New York, NY -- Nov 23 - Dec 6, 2019

“So I’ll make my Stand,
And remain as I am
And say farewell and not give a damn”

Bob Dylan’s residency at The Beacon was a disaster, he should throw in the towel, give it up Bob. Leave us with the memories. Said no-one.

In fact, to say it was a triumph is to damn with faint praise. It was kind of extraordinary but in way that elongates the meaning of that word, akin to the way Dylan has been extending “Beauuuuuuutiful” on Masterpiece, turning it onomatopoeic as it lands.
To achieve the extraordinary is no mean feat. I ended up seeing 9 shows and at no point did Dylan lose his ability to hold the attention. His performance standard is so consistent now that one would assume a danger of falling into the territory for both singer and repeat watcher where it becomes rote, especially given the bane of Dylan nostalgists-yearning for the thrill of unpredictability-the fixed set list. I humbly submit that anyone prone to think that a change of song line up is necessary to enjoy multiple shows is missing out on what seems to be the point of Dylan’s current offering.

We are now witnessing an artist so deep into the delivery of his music as to make set variety irrelevant. It’s a cliche to say he reinvents himself continuously,and one that doesn’t quite get to the heart of what he is doing. He is the great explorer, the savant engaged in continuously re-examining the premise of his artistic project. If you listen to some of these arrangements they are not re-inventions of songs they are revisiting from a shifted perspective, one of more time on the road, a necessity to keep doing this for whatever reason that exists. To see Dylan at the piano, eyes closed, his face contemplative between lines, pouting, raising his eyebrows slightly as if he’s surprised himself with the realization of what comes next, chewing at the meaning, the 78 years of existence layered into his face, is to witness the personification of necessity. The impression it gives is that he could no more not do this than breathe.

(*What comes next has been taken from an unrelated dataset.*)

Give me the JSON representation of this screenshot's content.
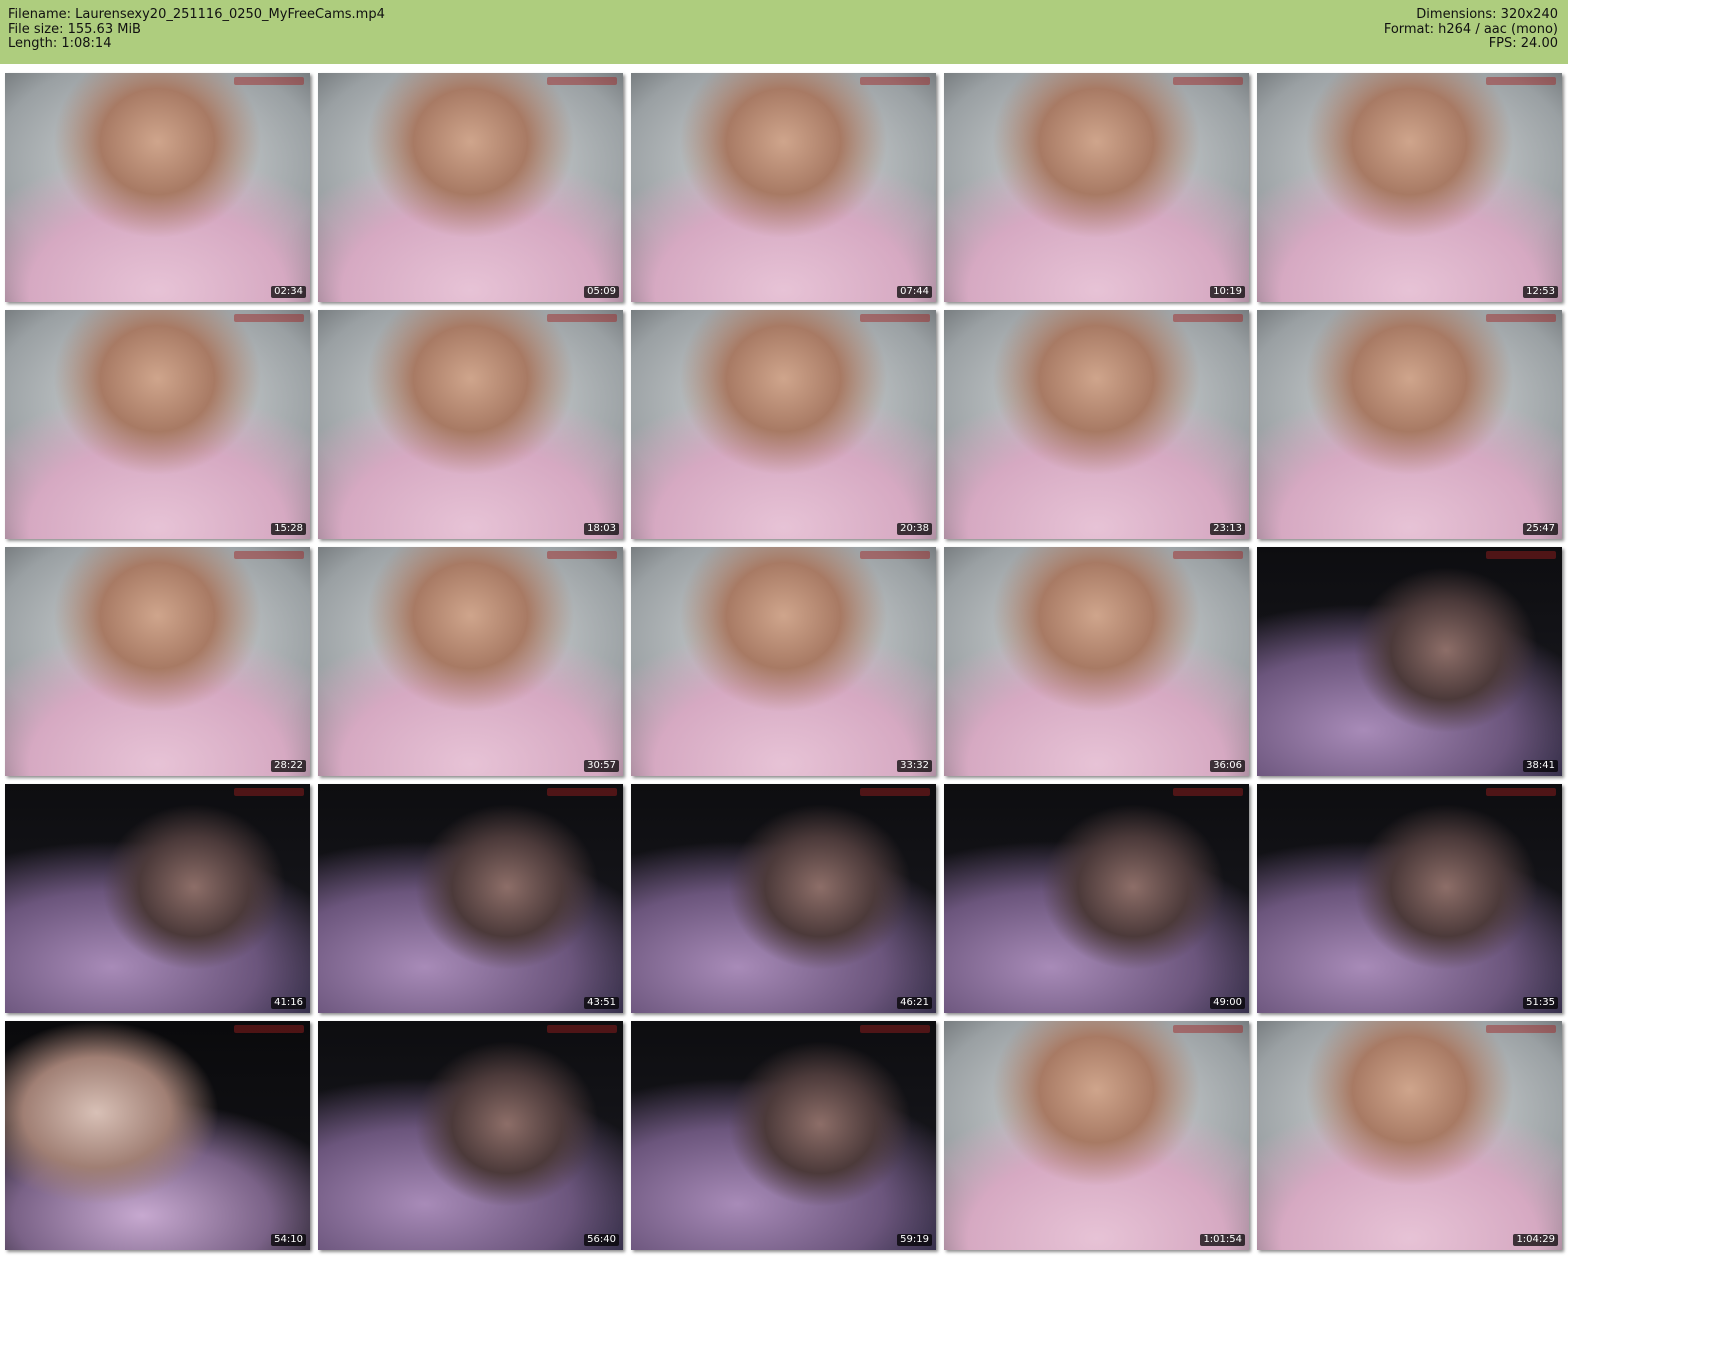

So to use Masterpiece as an example again,the arrangement is not dissimilar in feeling than that found on the Another Self Portrait Bootleg Series 10 but in the context where Dylan is approaching it from 50 years on (let that sink in for a moment), its role in the set list, his movement from piano to center stage, the patina of age in his voice, the harp, it doesn’t need to be a re-invention to be profoundly different. It’s a re-evaluation not a re-invention. In fact re-invention (and I have used that word many times in the context of Dylan) now seems to me to negate the thread of continuity that runs through his career. It suggests that something has gone stale or is no longer functioning. Dylan’s career has ever moved forward to something new (and of course not always “better”) but it is all contingent on the consistency of that desire to explore the truth in the songs, how it can be excavated with a different tool. I think if you asked Dylan about the shift from acoustic to electric he would say, “so what”, not that he re-invented himself. Everything that has gone before is there to inform the present if Dylan chooses.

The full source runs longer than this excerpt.